The second was a performance in a natural cave system in Ontario, Canada, about ten years ago, with multiple toy pianos and percussion. It was very cold in there. We had to be all wrapped up and and there were bats hibernating, just hanging upside down. They were really cute, tiny and furry and you just wanted to go up and stroke them.
What do you consider to be the most important ideas and concepts to impart to aspiring musicians?
Versatility. I think musicians graduating today are in a very different situation from those graduating twenty years ago. Nowadays you have to be able to try different things and be open minded. For example, if I have the opportunity to play in a quirky venue like a cave that doesn’t have a piano, what am I going to do? I could say, ‘no, this isn’t for me,’ or I could be creative and maybe bring a toy piano or find a way to play a piano that isn’t in the best shape. For me personally, being flexible has really helped in terms of getting things to happen for me.
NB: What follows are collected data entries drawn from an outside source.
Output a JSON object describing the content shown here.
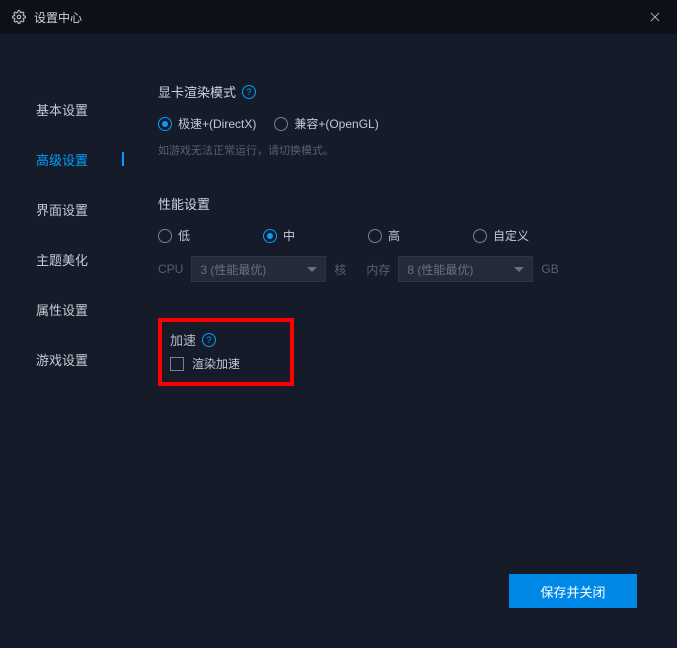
{
  "titlebar": {
    "title": "设置中心"
  },
  "sidebar": {
    "items": [
      {
        "label": "基本设置"
      },
      {
        "label": "高级设置"
      },
      {
        "label": "界面设置"
      },
      {
        "label": "主题美化"
      },
      {
        "label": "属性设置"
      },
      {
        "label": "游戏设置"
      }
    ],
    "active_index": 1
  },
  "render_mode": {
    "title": "显卡渲染模式",
    "options": [
      {
        "label": "极速+(DirectX)",
        "selected": true
      },
      {
        "label": "兼容+(OpenGL)",
        "selected": false
      }
    ],
    "hint": "如游戏无法正常运行，请切换模式。"
  },
  "performance": {
    "title": "性能设置",
    "options": [
      {
        "label": "低",
        "selected": false
      },
      {
        "label": "中",
        "selected": true
      },
      {
        "label": "高",
        "selected": false
      },
      {
        "label": "自定义",
        "selected": false
      }
    ],
    "cpu_label": "CPU",
    "cpu_value": "3 (性能最优)",
    "cores_unit": "核",
    "mem_label": "内存",
    "mem_value": "8 (性能最优)",
    "mem_unit": "GB"
  },
  "accel": {
    "title": "加速",
    "checkbox_label": "渲染加速",
    "checked": false
  },
  "footer": {
    "save_label": "保存并关闭"
  }
}
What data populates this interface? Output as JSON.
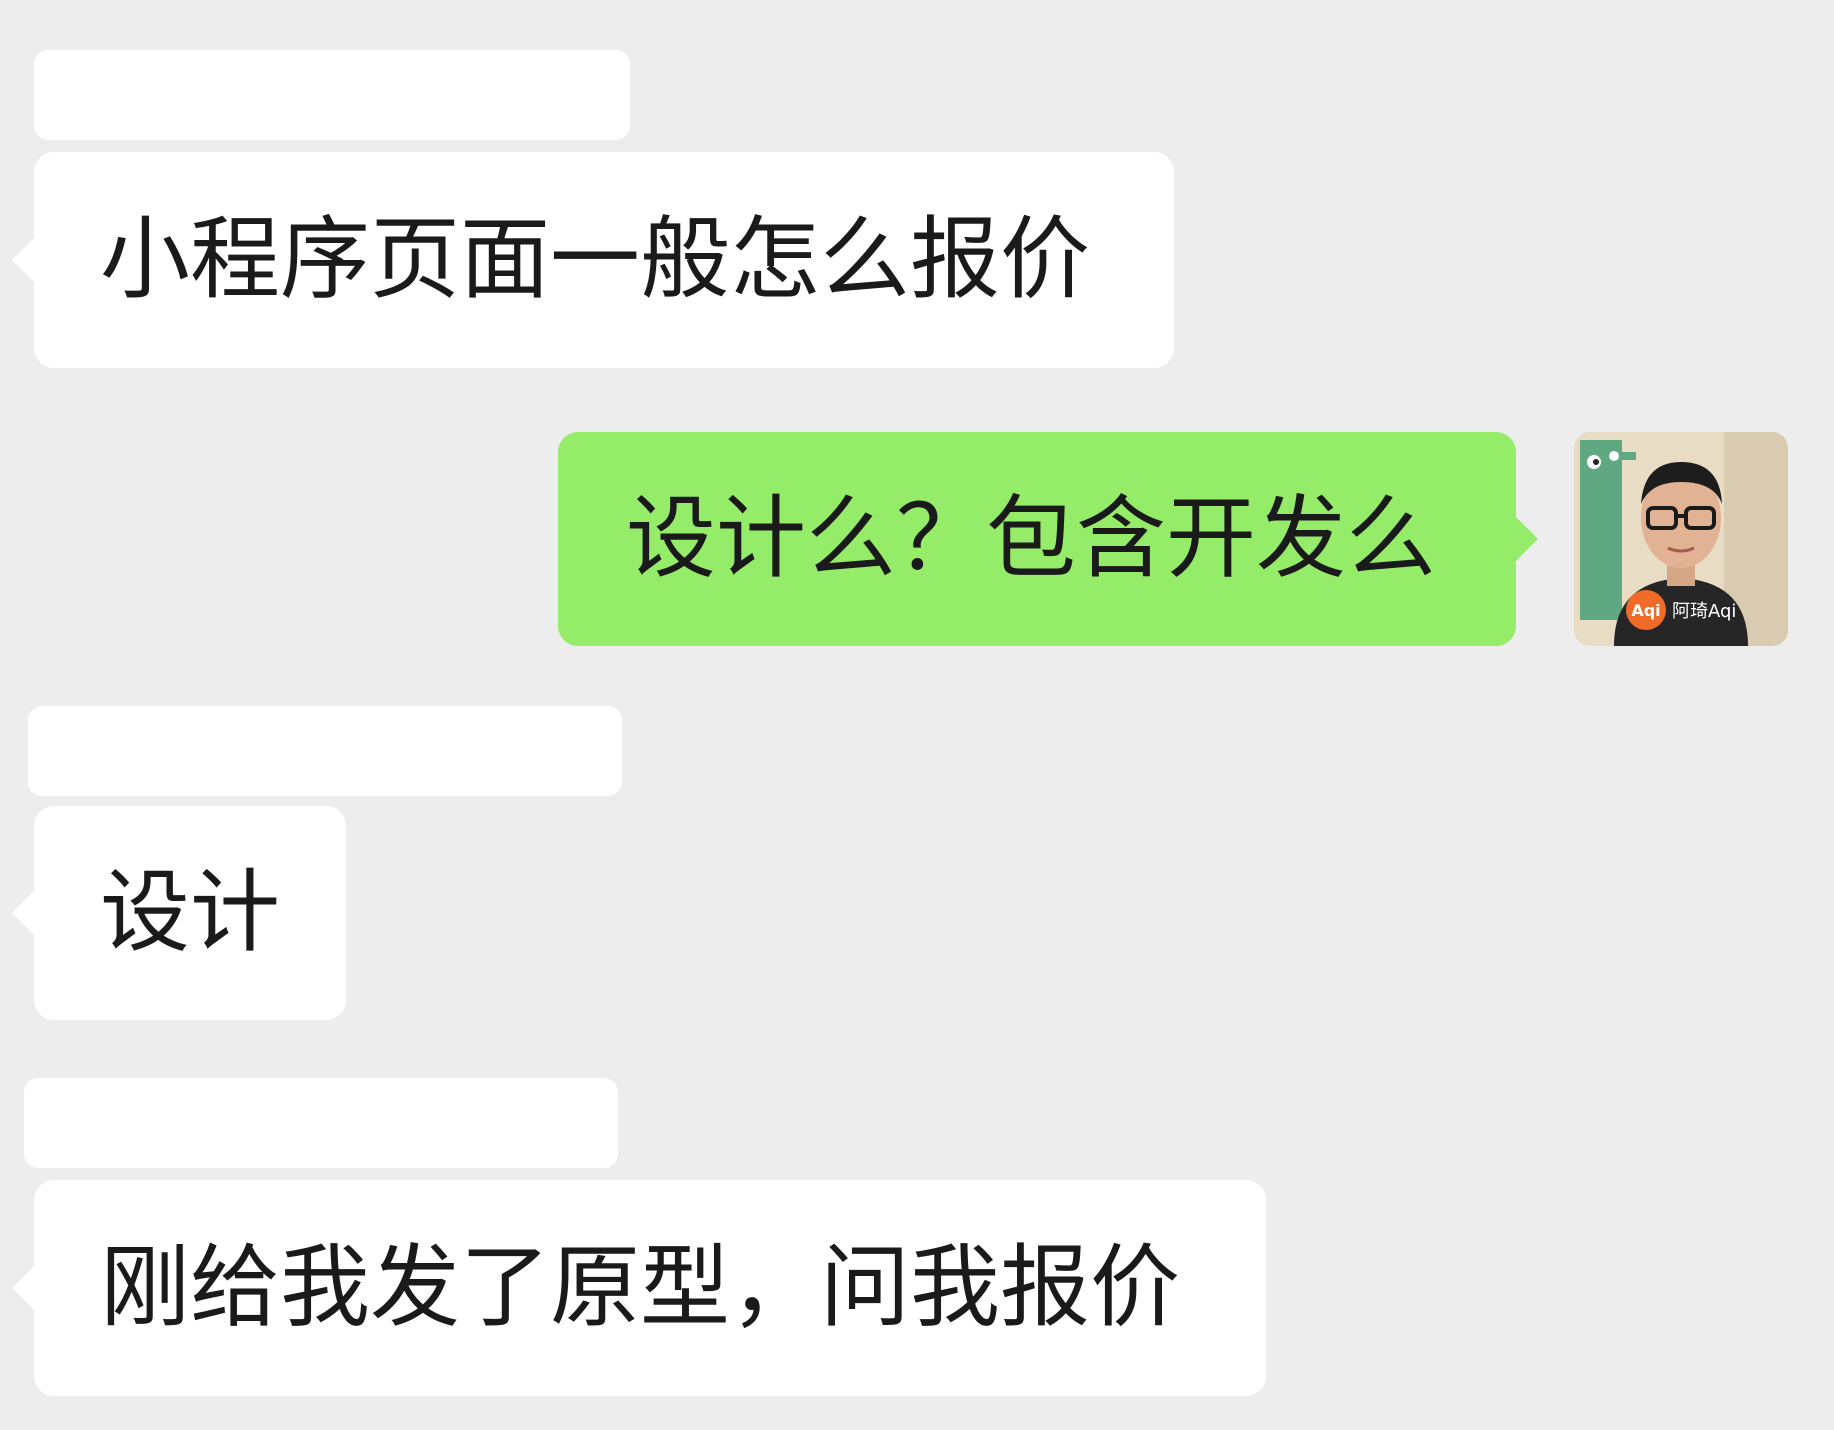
{
  "chat": {
    "messages": [
      {
        "sender": "other",
        "text": "小程序页面一般怎么报价"
      },
      {
        "sender": "self",
        "text": "设计么？包含开发么"
      },
      {
        "sender": "other",
        "text": "设计"
      },
      {
        "sender": "other",
        "text": "刚给我发了原型，问我报价"
      }
    ]
  },
  "self_avatar": {
    "badge": "Aqi",
    "label": "阿琦Aqi"
  },
  "colors": {
    "background": "#ededed",
    "incoming_bubble": "#ffffff",
    "outgoing_bubble": "#95ec69",
    "text": "#1a1a1a"
  }
}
What does a toy piano sound like?
It doesn’t work like a normal piano at all. It’s more a glockenspiel kind of sound. There are no strings, just metal rods, so the resonance is completely different from a normal piano and it’s very limited. You can’t repeat a note very fast and you can’t do dynamics very easily. It’s much more primitive than a harpsichord and some toy pianos are super crappy. That’s frustrating but also fun. if I can work hard and still make music and be expressive with something that is just a toy, it makes it so much easier when I transfer that experience to a real piano.
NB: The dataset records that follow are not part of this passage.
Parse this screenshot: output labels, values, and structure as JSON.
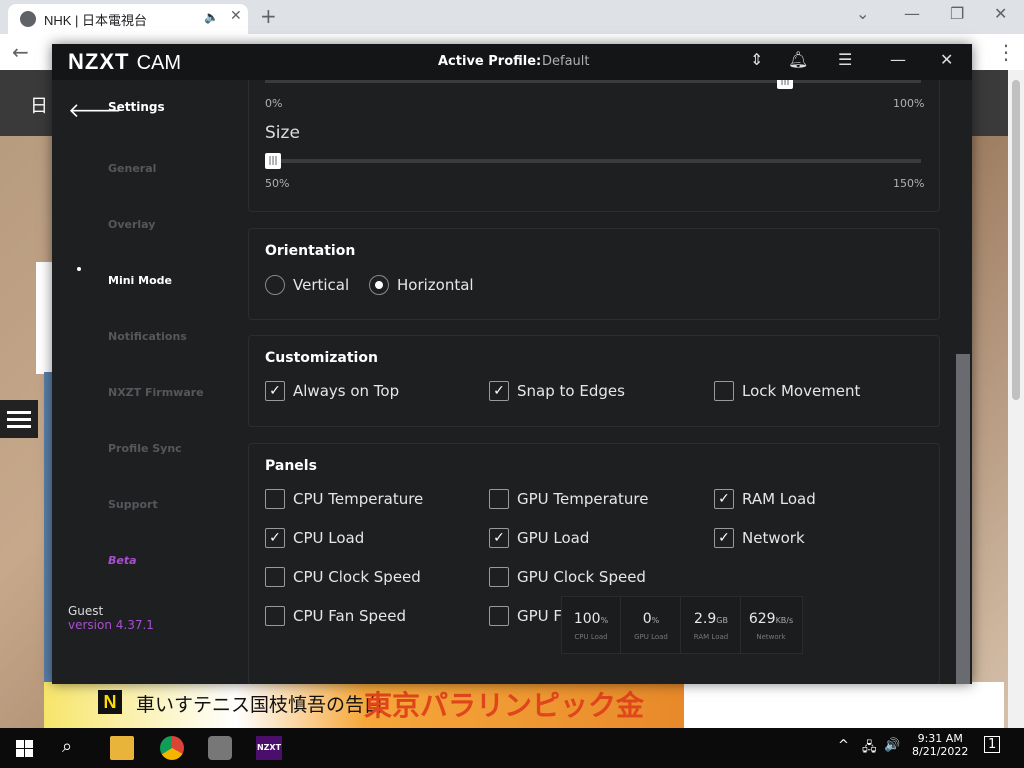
{
  "browser": {
    "tab_title": "NHK | 日本電視台",
    "audio_icon": "speaker-icon",
    "close_glyph": "✕",
    "new_tab_glyph": "+"
  },
  "webpage": {
    "header_glyph": "日",
    "news_logo": "N",
    "subtitle": "車いすテニス国枝慎吾の告白",
    "headline": "東京パラリンピック金"
  },
  "app": {
    "logo_main": "NZXT",
    "logo_sub": "CAM",
    "active_profile_label": "Active Profile:",
    "active_profile_value": "Default",
    "sidebar": {
      "title": "Settings",
      "items": [
        {
          "label": "General",
          "active": false
        },
        {
          "label": "Overlay",
          "active": false
        },
        {
          "label": "Mini Mode",
          "active": true
        },
        {
          "label": "Notifications",
          "active": false
        },
        {
          "label": "NXZT Firmware",
          "active": false
        },
        {
          "label": "Profile Sync",
          "active": false
        },
        {
          "label": "Support",
          "active": false
        },
        {
          "label": "Beta",
          "active": false
        }
      ],
      "user": "Guest",
      "version": "version 4.37.1"
    },
    "opacity_slider": {
      "min_label": "0%",
      "max_label": "100%",
      "value_fraction": 0.8
    },
    "size_slider": {
      "title": "Size",
      "min_label": "50%",
      "max_label": "150%",
      "value_fraction": 0.0
    },
    "orientation": {
      "title": "Orientation",
      "options": [
        {
          "label": "Vertical",
          "selected": false
        },
        {
          "label": "Horizontal",
          "selected": true
        }
      ]
    },
    "customization": {
      "title": "Customization",
      "options": [
        {
          "label": "Always on Top",
          "checked": true
        },
        {
          "label": "Snap to Edges",
          "checked": true
        },
        {
          "label": "Lock Movement",
          "checked": false
        }
      ]
    },
    "panels": {
      "title": "Panels",
      "options": [
        {
          "label": "CPU Temperature",
          "checked": false
        },
        {
          "label": "GPU Temperature",
          "checked": false
        },
        {
          "label": "RAM Load",
          "checked": true
        },
        {
          "label": "CPU Load",
          "checked": true
        },
        {
          "label": "GPU Load",
          "checked": true
        },
        {
          "label": "Network",
          "checked": true
        },
        {
          "label": "CPU Clock Speed",
          "checked": false
        },
        {
          "label": "GPU Clock Speed",
          "checked": false
        },
        {
          "label": "CPU Fan Speed",
          "checked": false
        },
        {
          "label": "GPU Fan Speed",
          "checked": false
        }
      ]
    },
    "mini_widget": [
      {
        "value": "100",
        "unit": "%",
        "label": "CPU Load"
      },
      {
        "value": "0",
        "unit": "%",
        "label": "GPU Load"
      },
      {
        "value": "2.9",
        "unit": "GB",
        "label": "RAM Load"
      },
      {
        "value": "629",
        "unit": "KB/s",
        "label": "Network"
      }
    ]
  },
  "taskbar": {
    "time": "9:31 AM",
    "date": "8/21/2022",
    "notification_count": "1",
    "nzxt_label": "NZXT"
  },
  "colors": {
    "accent_purple": "#a84fd0",
    "app_bg": "#1e1f21"
  }
}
Where would you like to be in 10 years’ time?
Maybe in my own wonderful studio, with a grand piano, surrounded by nature. My partner and I keep saying that we want to retire and live by the sea. He is from northern Ireland, and I grew up close to the coast in New Zealand. So we both have this connection to the sea.
What is your idea of perfect happiness?
Having space and time to do the creative work that I really love, and to allow some breathing room. Just before we spoke I took an hour to sit and reflect, and I try to meditate every day, which helps a lot with stage fright. It makes you aware of what’s going on in the body, to observe it and make peace with it. Often when you just let the feeling be, it settles down by itself.
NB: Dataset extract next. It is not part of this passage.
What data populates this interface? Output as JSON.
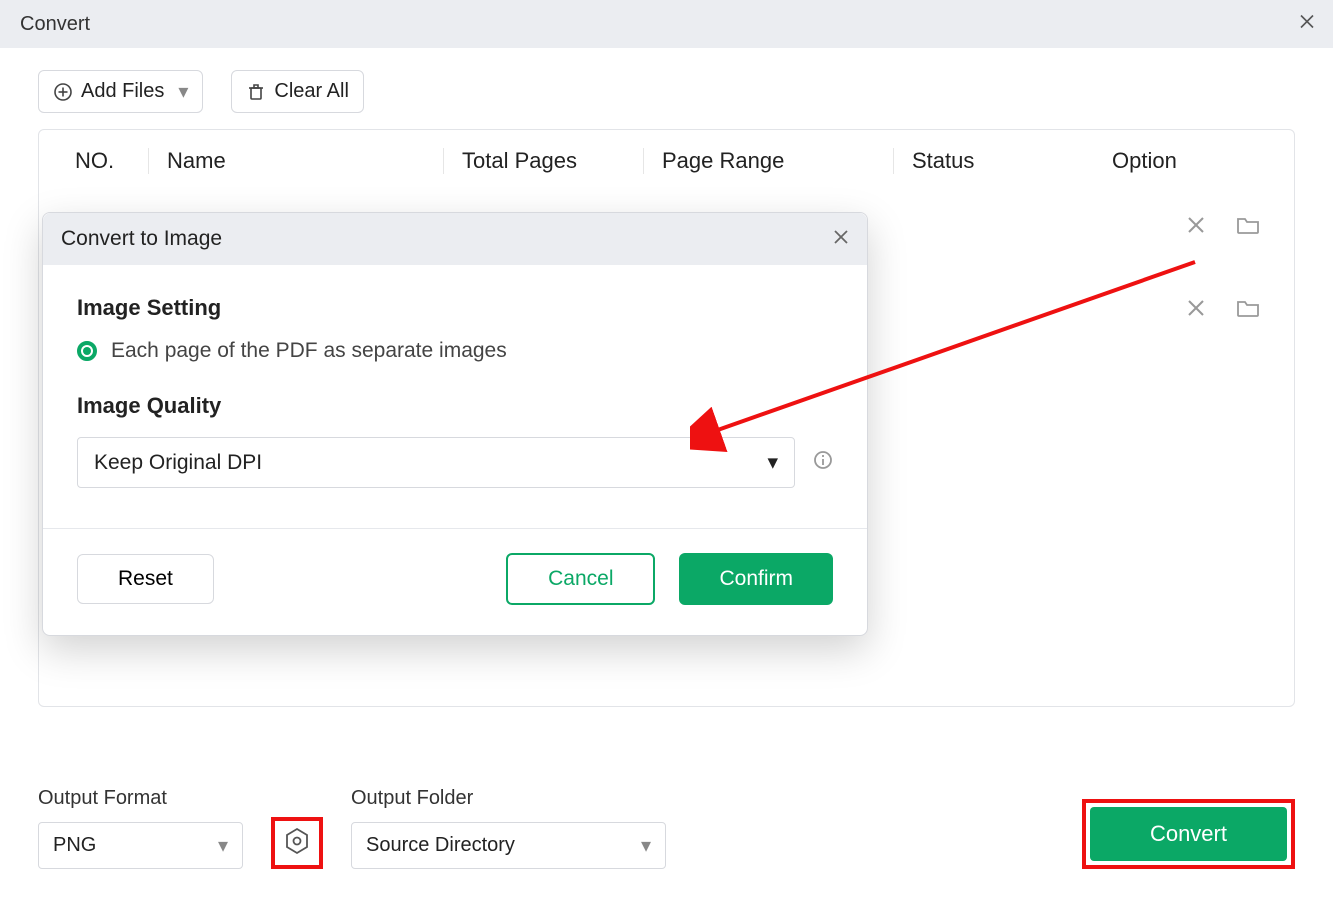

On April 1 Xenia Pestova performs on the Toy Piano at Union Chapel
Following childhood music education in Russia, Xenia’s studies took place with Judith Clark (Victoria University of Wellington, New Zealand), Philip Mead and Ian Pace (London), Hakon Austbo (Amsterdam), Yvonne Loriod-Messiaen (Avignon and Paris), Louise Bessette (Montreal) and Sara Laimon at McGill University, where she was awarded a Doctor of Music degree. From 2011-2015 she was the Head of Performance at Bangor University, where she founded and directed the highly successful INTER/actions Festival and Symposium for interactive electronic music. Currently, she is the Director of Performance at the University of Nottingham, and continues to mentor emerging musicians in workshops at conservatories and universities around the UK, Europe, Canada, New Zealand, USA and Brazil.
Described as “outstanding” (Tempo), “stunning” (Wales Arts Review), “ravishing” (Pizzicato) and “remarkably sensuous” (New Zealand Herald), pianist Xenia Pestova’s performances and recordings have earned her a reputation as a leading interpreter of uncompromising repertoire of her generation. Pestova’s commitment and dedication to promoting music by living composers led her to commission dozens of new works and collaborate with major innovators in contemporary music. Her widely acclaimed recordings of core piano duo works of the Twentieth Century by John Cage and Karlheinz Stockhausen are available on four CDs for Naxos Records. Her evocative solo debut of premiere recordings for the Innova label titled “Shadow Piano” was described as a “terrific album of dark, probing music” by the Chicago Reader. Currently, she is the Director of Performance at the University of Nottingham, and continues to mentor emerging musicians in workshops at conservatories and universities around the UK, Europe, Canada, New Zealand, USA and Brazil.